I’d hoped to do some traveling around the UK this summer but it’s looking unlikely as I think everywhere will be so busy. Those of you who know me, know that I like to seek out the quiet places. But, we’ll see – fingers crossed I’ll be able to explore somewhere new.

Jesamine wasn’t taken off the road for the winter, but I didn’t actually use her. So a couple of weeks ago I set about ensuring she’s road-worthy, checking tyre pressures, oil, etc. I wasn’t surprised that the battery was flat but I’ve got a magic charger thingy so I’m a dab hand at firing her up! Last week Jesamine, Molly, and me hit the road to the supermarket and had a little walk along the canal. I am the Queen of Multitasking!

So, today we did the same. I needed a break from editing my novel and the fresh air usually clears some of the cobwebs away. In fact, my smiling starts as soon as I unlock Jesamine. Molly hops in, full of anticipation and settles on the back seat. And as soon as we’re on the road and my old 70s music is playing, my heart soars.

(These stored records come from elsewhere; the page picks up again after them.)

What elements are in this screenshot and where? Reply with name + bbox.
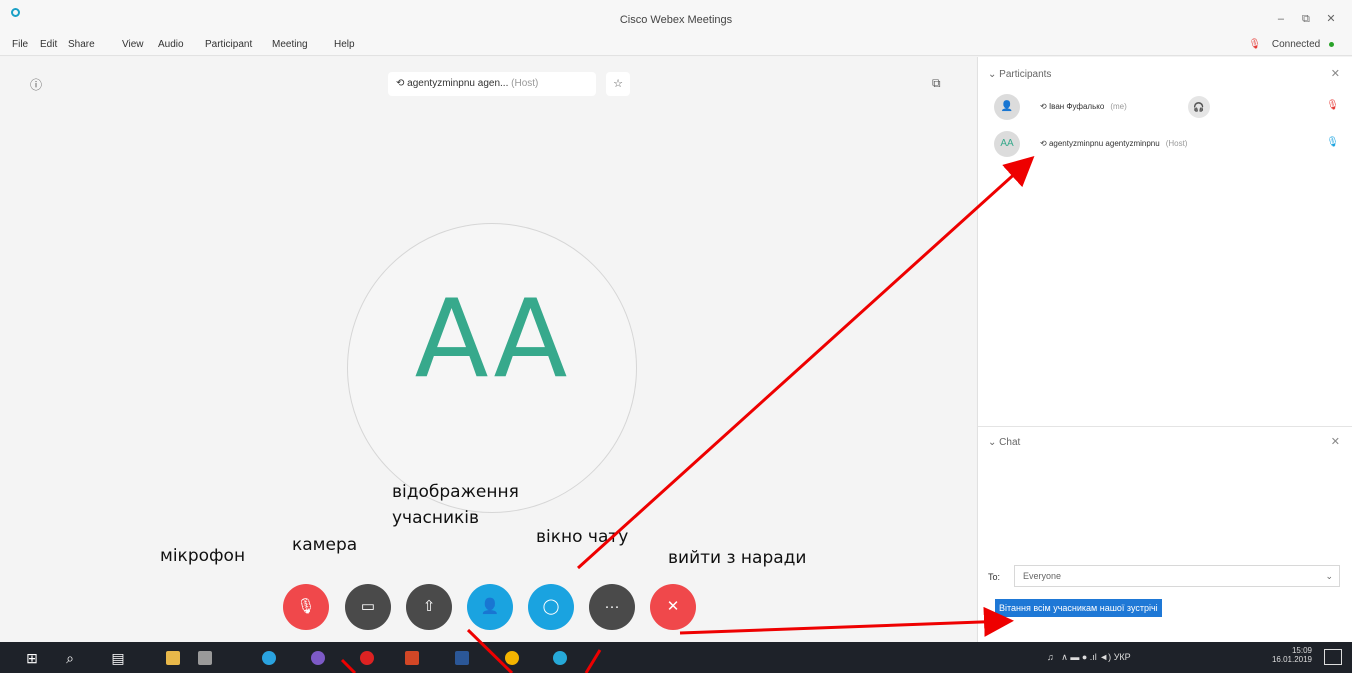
minimize-icon[interactable]: – bbox=[1270, 13, 1292, 25]
menu-bar: File Edit Share View Audio Participant M… bbox=[0, 34, 1352, 56]
file-explorer-icon[interactable] bbox=[166, 651, 180, 665]
more-button[interactable]: ··· bbox=[589, 584, 635, 630]
mic-muted-icon: 🎙 bbox=[296, 598, 316, 615]
annotation-chat: вікно чату bbox=[536, 527, 629, 547]
clock[interactable]: 15:09 16.01.2019 bbox=[1272, 646, 1312, 664]
annotation-participants: відображення учасників bbox=[392, 482, 519, 528]
share-button[interactable]: ⇧ bbox=[406, 584, 452, 630]
avatar: AA bbox=[994, 131, 1020, 157]
menu-edit[interactable]: Edit bbox=[40, 39, 57, 50]
layout-icon[interactable]: ⧉ bbox=[932, 76, 941, 91]
word-icon[interactable] bbox=[455, 651, 469, 665]
menu-audio[interactable]: Audio bbox=[158, 39, 184, 50]
opera-icon[interactable] bbox=[360, 651, 374, 665]
video-icon: ▭ bbox=[360, 598, 376, 615]
menu-meeting[interactable]: Meeting bbox=[272, 39, 308, 50]
title-bar: Cisco Webex Meetings – ⧉ ✕ bbox=[0, 0, 1352, 34]
participant-name: ⟲ agentyzminpnu agentyzminpnu (Host) bbox=[1040, 139, 1188, 148]
video-button[interactable]: ▭ bbox=[345, 584, 391, 630]
menu-share[interactable]: Share bbox=[68, 39, 95, 50]
info-icon[interactable]: ⓘ bbox=[30, 76, 42, 93]
calculator-icon[interactable] bbox=[198, 651, 212, 665]
windows-start-icon[interactable]: ⊞ bbox=[22, 648, 42, 668]
chat-header[interactable]: ⌄ Chat bbox=[988, 437, 1020, 448]
restore-icon[interactable]: ⧉ bbox=[1295, 13, 1317, 26]
mic-active-icon[interactable]: 🎙 bbox=[1326, 137, 1339, 148]
participants-header[interactable]: ⌄ Participants bbox=[988, 69, 1051, 80]
chat-button[interactable]: ◯ bbox=[528, 584, 574, 630]
notification-icon[interactable] bbox=[1324, 649, 1342, 665]
annotation-camera: камера bbox=[292, 535, 358, 555]
share-icon: ⇧ bbox=[422, 598, 436, 615]
participants-icon: 👤 bbox=[480, 598, 500, 615]
menu-participant[interactable]: Participant bbox=[205, 39, 252, 50]
chevron-down-icon: ⌄ bbox=[988, 69, 1000, 80]
chat-input[interactable]: Вітання всім учасникам нашої зустрічі bbox=[995, 599, 1162, 617]
mute-button[interactable]: 🎙 bbox=[283, 584, 329, 630]
chat-title: Chat bbox=[999, 437, 1021, 448]
participant-row[interactable]: AA ⟲ agentyzminpnu agentyzminpnu (Host) 🎙 bbox=[994, 131, 1339, 159]
participants-button[interactable]: 👤 bbox=[467, 584, 513, 630]
chrome-icon[interactable] bbox=[505, 651, 519, 665]
headset-icon[interactable]: 🎧 bbox=[1188, 96, 1210, 118]
leave-button[interactable]: ✕ bbox=[650, 584, 696, 630]
close-icon: ✕ bbox=[666, 598, 680, 615]
telegram-icon[interactable] bbox=[262, 651, 276, 665]
menu-view[interactable]: View bbox=[122, 39, 144, 50]
mic-muted-icon: 🎙 bbox=[1248, 39, 1262, 50]
connected-dot-icon bbox=[1329, 41, 1334, 47]
speaker-icon: ⟲ bbox=[396, 78, 408, 89]
annotation-leave: вийти з наради bbox=[668, 548, 807, 568]
chat-to-label: To: bbox=[988, 572, 1001, 582]
clock-time: 15:09 bbox=[1291, 646, 1312, 655]
menu-help[interactable]: Help bbox=[334, 39, 355, 50]
close-window-icon[interactable]: ✕ bbox=[1320, 12, 1342, 25]
chat-recipient-value: Everyone bbox=[1023, 571, 1062, 581]
meeting-stage: ⓘ ⟲ agentyzminpnu agen... (Host) ☆ ⧉ AA bbox=[0, 57, 976, 642]
active-speaker-role: (Host) bbox=[511, 78, 539, 89]
language-indicator[interactable]: УКР bbox=[1114, 652, 1131, 662]
speaker-initials: AA bbox=[414, 277, 570, 402]
connection-label: Connected bbox=[1271, 39, 1321, 50]
connection-status: 🎙 Connected bbox=[1248, 39, 1334, 50]
active-speaker-pill: ⟲ agentyzminpnu agen... (Host) bbox=[388, 72, 596, 96]
more-icon: ··· bbox=[604, 598, 620, 615]
speaker-icon: ⟲ bbox=[1040, 102, 1049, 111]
participant-name: ⟲ Іван Фуфалько (me) bbox=[1040, 102, 1127, 111]
panel-divider bbox=[978, 426, 1352, 427]
chevron-down-icon: ⌄ bbox=[988, 437, 1000, 448]
chevron-down-icon: ⌄ bbox=[1325, 571, 1333, 581]
menu-file[interactable]: File bbox=[12, 39, 28, 50]
side-panel: ⌄ Participants ✕ 👤 ⟲ Іван Фуфалько (me) 🎧… bbox=[977, 57, 1352, 642]
webex-window: Cisco Webex Meetings – ⧉ ✕ File Edit Sha… bbox=[0, 0, 1352, 673]
participant-row[interactable]: 👤 ⟲ Іван Фуфалько (me) 🎧 🎙 bbox=[994, 94, 1339, 122]
task-view-icon[interactable]: ▤ bbox=[108, 648, 128, 668]
search-icon[interactable]: ⌕ bbox=[60, 648, 80, 668]
chat-icon: ◯ bbox=[542, 598, 560, 615]
active-speaker-name: agentyzminpnu agen... bbox=[407, 78, 509, 89]
pin-icon[interactable]: ☆ bbox=[606, 72, 630, 96]
clock-date: 16.01.2019 bbox=[1271, 655, 1312, 664]
speaker-icon: ⟲ bbox=[1040, 139, 1049, 148]
mic-muted-icon[interactable]: 🎙 bbox=[1326, 100, 1339, 111]
participants-title: Participants bbox=[999, 69, 1052, 80]
annotation-mic: мікрофон bbox=[160, 546, 246, 566]
webex-taskbar-icon[interactable] bbox=[553, 651, 567, 665]
close-participants-icon[interactable]: ✕ bbox=[1331, 67, 1340, 80]
close-chat-icon[interactable]: ✕ bbox=[1331, 435, 1340, 448]
window-controls: – ⧉ ✕ bbox=[1270, 12, 1342, 26]
viber-icon[interactable] bbox=[311, 651, 325, 665]
system-tray-icons[interactable]: ♫ ∧ ▬ ● .ıl ◄) УКР bbox=[1047, 652, 1131, 663]
avatar: 👤 bbox=[994, 94, 1020, 120]
powerpoint-icon[interactable] bbox=[405, 651, 419, 665]
chat-recipient-select[interactable]: Everyone ⌄ bbox=[1014, 565, 1340, 587]
window-title: Cisco Webex Meetings bbox=[619, 14, 733, 26]
windows-taskbar: ⊞ ⌕ ▤ ♫ ∧ ▬ ● .ıl ◄) УКР 15:09 16.01.201… bbox=[0, 642, 1352, 673]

I’m very lucky in that Tesco sits next to a canal (The Chelmer and Blackwater Navigation). So I can pop into the supermarket for a quick forage, and then take Molly for a walk. Molly is fine in the van, she just lays on the seat and has a doze. A retired greyhound’s life is a very tiring one.

As luck would have it, we came across a couple of swans on the bank. I’d spent the morning editing a scene where a swan gets caught and my leading lady rescues it. The swan, of course, hisses and fights her – it doesn’t know what’s going on. And wouldn’t you know it, the two swans I came across this afternoon hissed and postured and flapped their wings at poor Molly (who actually would have liked to eat them, I’m sure) which was rather wonderful. I’d forgotten how vicious they can be and to see them so close has really helped me with the scene.

We walked along to Beeleigh Falls (not quite as dramatic as Niagara but it’s close!) and reminisced about a walk along here with Lovely Hubby. That had been at the height of summer and the place was mobbed. Today, I passed a couple of fishermen and a few dog walkers. The sun was shining and people were smiling. Moorhens and ducks glided along the water. I looked for tadpoles (far too early, I know, but I always do) and fought the urge to paddle.

Soon we’ll be able to spread our wings and travel. But I think how lucky I am to have this right on my doorstep.